I’m actually one of the lucky ones. Some people have seizures a few times a week; others have several per day. My medication has been adjusted to a proper level and I haven’t experienced a seizure in over two years. Some people are born with epilepsy and deal with seizures throughout their entire life, but I was able to go to college and get married before all of this started. I even gave birth to the most beautiful baby girl in the world in 2008, proving that doctor wrong for telling me I shouldn’t have children.

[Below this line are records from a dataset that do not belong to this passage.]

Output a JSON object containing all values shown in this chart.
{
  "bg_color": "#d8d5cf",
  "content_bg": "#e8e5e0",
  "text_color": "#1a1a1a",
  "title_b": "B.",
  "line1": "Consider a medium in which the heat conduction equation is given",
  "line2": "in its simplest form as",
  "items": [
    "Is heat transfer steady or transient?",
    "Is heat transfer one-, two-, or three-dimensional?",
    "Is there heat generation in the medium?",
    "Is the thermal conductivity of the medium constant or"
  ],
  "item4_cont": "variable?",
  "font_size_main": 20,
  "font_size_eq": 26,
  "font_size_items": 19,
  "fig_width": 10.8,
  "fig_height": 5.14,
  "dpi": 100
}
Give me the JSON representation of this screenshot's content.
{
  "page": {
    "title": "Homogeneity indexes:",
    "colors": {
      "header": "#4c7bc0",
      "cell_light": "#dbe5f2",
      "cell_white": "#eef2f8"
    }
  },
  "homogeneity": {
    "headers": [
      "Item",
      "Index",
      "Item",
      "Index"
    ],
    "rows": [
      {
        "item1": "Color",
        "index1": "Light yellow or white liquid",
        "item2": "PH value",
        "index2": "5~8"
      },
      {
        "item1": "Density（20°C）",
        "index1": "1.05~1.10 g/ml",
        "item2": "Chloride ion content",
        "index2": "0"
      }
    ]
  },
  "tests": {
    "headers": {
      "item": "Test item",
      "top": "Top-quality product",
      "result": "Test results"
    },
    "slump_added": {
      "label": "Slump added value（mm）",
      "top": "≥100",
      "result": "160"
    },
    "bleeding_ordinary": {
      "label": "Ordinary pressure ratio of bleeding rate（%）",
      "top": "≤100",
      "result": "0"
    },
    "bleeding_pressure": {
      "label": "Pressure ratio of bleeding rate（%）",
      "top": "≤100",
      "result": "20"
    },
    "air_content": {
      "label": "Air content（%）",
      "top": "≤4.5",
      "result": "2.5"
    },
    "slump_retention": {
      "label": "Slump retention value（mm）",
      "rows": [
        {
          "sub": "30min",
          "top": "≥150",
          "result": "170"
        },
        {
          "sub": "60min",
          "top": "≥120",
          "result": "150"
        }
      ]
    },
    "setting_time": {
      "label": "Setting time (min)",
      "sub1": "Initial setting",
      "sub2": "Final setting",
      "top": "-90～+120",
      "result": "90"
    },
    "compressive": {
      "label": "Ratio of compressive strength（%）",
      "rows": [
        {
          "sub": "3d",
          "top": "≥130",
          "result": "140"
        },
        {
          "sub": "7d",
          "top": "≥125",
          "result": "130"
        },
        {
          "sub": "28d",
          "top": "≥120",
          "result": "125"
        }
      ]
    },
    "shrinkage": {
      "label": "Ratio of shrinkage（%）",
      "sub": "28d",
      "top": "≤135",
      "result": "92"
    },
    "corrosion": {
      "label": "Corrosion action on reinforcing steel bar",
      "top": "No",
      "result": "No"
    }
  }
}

The scary part is the big unknown. The seizures could start happening again. My current doctor says it’s highly unlikely, now that I’ve been controlled for quite a while, but I always wonder “What if?”
The costs associated with epilepsy are astronomical, too. Even with my health insurance, I pay roughly $110 per month for the one prescription that I take to control my seizures. Every January and February is a challenge because I have to meet my deductible again and the cash price of those pills is over $300 per month.
I do my best to explain the condition to people who are afraid of it and people who don’t even know what it is. I’ve gone to Washington, DC with my family to take part in the National Walk for Epilepsy two times in the past two years. I’ve even got to meet the actor Greg Grunberg in person and interview him over the phone for my blog. Greg is incredibly involved in epilepsy awareness because one of his sons lives with the condition.
A few months ago I finally got up the nerve to start driving again. I mainly drive to the grocery store because I’m still afraid, but I’m trying to get back in the swing of things. Motherhood and work keeps me pretty busy!
There are days that I think, “Why did this have to happen to me?” and there are days that I don’t even remember something’s wrong with me. Let’s hope that second attitude sticks!